Nous n’étions malheureusement que trois Zikers hier soir 😪, mais difficile de ne pas se laisser embarquer par l’univers que Kevin Morby a su construire au fil des années, dans le sillage de figures comme Bob Dylan, Tom Petty ou Leonard Cohen. Sans jamais se contenter de l’hommage, il s’est forgé une identité bien à lui, faite de récits et de poésie.
Car Kevin Morby est avant tout un conteur. Un raconteur d’histoires capable de faire naître des images à chaque morceau, mais aussi un performer généreux, habité, porté par une belle énergie. On sait combien les longues tournées peuvent user les artistes ; pourtant, hier soir, rien ne laissait transparaître la fatigue. Au contraire, il a déployé sur scène une joie communicative et une sincérité qui ont donné au concert une chaleur immédiate.
Le set faisait naturellement la part belle à Little Wide Open, son huitième et dernier album, dont plusieurs titres ont trouvé sur scène une ampleur supplémentaire.
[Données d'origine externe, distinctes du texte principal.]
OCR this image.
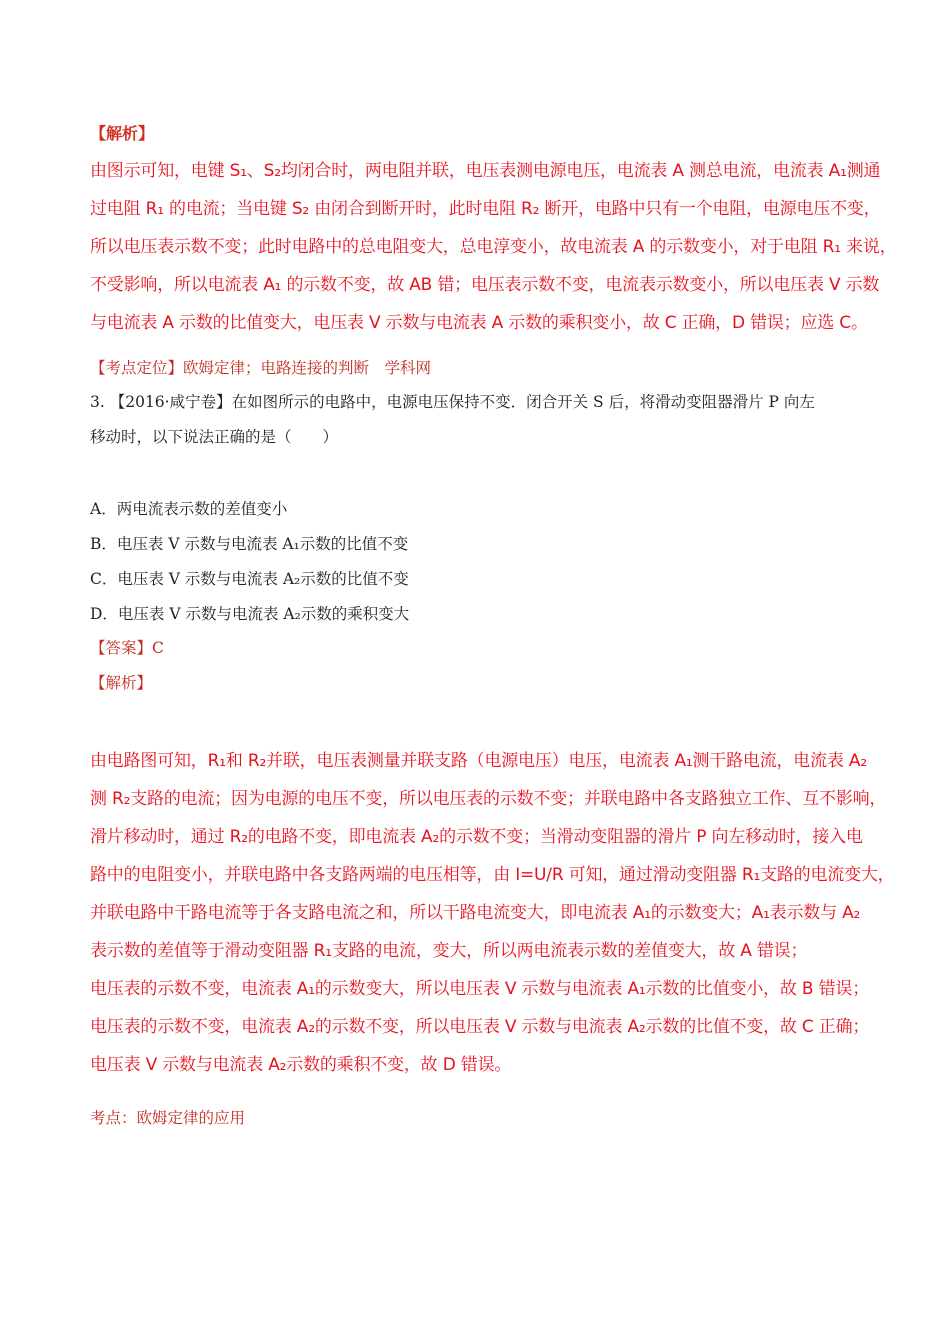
【解析】

由图示可知，电键 S₁、S₂均闭合时，两电阻并联，电压表测电源电压，电流表 A 测总电流，电流表 A₁测通

过电阻 R₁ 的电流；当电键 S₂ 由闭合到断开时，此时电阻 R₂ 断开，电路中只有一个电阻，电源电压不变，

所以电压表示数不变；此时电路中的总电阻变大，总电淳变小，故电流表 A 的示数变小，对于电阻 R₁ 来说，

不受影响，所以电流表 A₁ 的示数不变，故 AB 错；电压表示数不变，电流表示数变小，所以电压表 V 示数

与电流表 A 示数的比值变大，电压表 V 示数与电流表 A 示数的乘积变小，故 C 正确，D 错误；应选 C。

【考点定位】欧姆定律；电路连接的判断　学科网

3. 【2016·咸宁卷】在如图所示的电路中，电源电压保持不变．闭合开关 S 后，将滑动变阻器滑片 P 向左

移动时，以下说法正确的是（　　）

A．两电流表示数的差值变小

B．电压表 V 示数与电流表 A₁示数的比值不变

C．电压表 V 示数与电流表 A₂示数的比值不变

D．电压表 V 示数与电流表 A₂示数的乘积变大

【答案】C
【解析】

由电路图可知，R₁和 R₂并联，电压表测量并联支路（电源电压）电压，电流表 A₁测干路电流，电流表 A₂

测 R₂支路的电流；因为电源的电压不变，所以电压表的示数不变；并联电路中各支路独立工作、互不影响，

滑片移动时，通过 R₂的电路不变，即电流表 A₂的示数不变；当滑动变阻器的滑片 P 向左移动时，接入电

路中的电阻变小，并联电路中各支路两端的电压相等，由 I=U/R 可知，通过滑动变阻器 R₁支路的电流变大，

并联电路中干路电流等于各支路电流之和，所以干路电流变大，即电流表 A₁的示数变大；A₁表示数与 A₂

表示数的差值等于滑动变阻器 R₁支路的电流，变大，所以两电流表示数的差值变大，故 A 错误；

电压表的示数不变，电流表 A₁的示数变大，所以电压表 V 示数与电流表 A₁示数的比值变小，故 B 错误；

电压表的示数不变，电流表 A₂的示数不变，所以电压表 V 示数与电流表 A₂示数的比值不变，故 C 正确；

电压表 V 示数与电流表 A₂示数的乘积不变，故 D 错误。

考点：欧姆定律的应用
Mais au-delà des morceaux eux-mêmes, c’est surtout la qualité du groupe qui a frappé. Il faut saluer la performance de Cochemea, impressionnant au saxophone comme à la flûte, ainsi que la voix envoûtante et le violon de Camellia Hartman (j'ai découvert une nouvelle grande artiste). Kevin Morby s’est entouré de musiciens capables d’accompagner, de souligner et parfois d’amplifier toute la charge émotionnelle de ses chansons.
Et puis il y a eu cette surprise : voir la Salle Pleyel, qui n’est tout de même pas la plus petite des salles parisiennes, quasiment sold out. Kevin Morby n’est sans doute pas un artiste “grand public” en France, mais il est loin d’y être inconnu. Dans le circuit indie/folk, il s’est imposé depuis longtemps, et son parcours parisien le prouve : depuis 2015, il s’est produit à plusieurs reprises dans la capitale, dans des salles de plus en plus importantes. Le voir aujourd’hui remplir — ou presque — Pleyel n’a donc rien d’un hasard, mais ressemble plutôt à l’aboutissement logique d’une trajectoire patiemment construite.
Enfin, Kevin Morby fait partie de ces artistes qui savent reconnaître le caractère un peu absurde du rituel des rappels sans pour autant le rejeter. Avec humour, il a lancé : « Dans la pure tradition du rock’n’roll, on va jouer les seconds rôles. Si le public le souhaite, on revient, sinon, on ne revient pas. »
Ils sont évidemment revenus, pour le plus grand plaisir du public, concluant la soirée avec cette même générosité qui aura traversé tout le concert.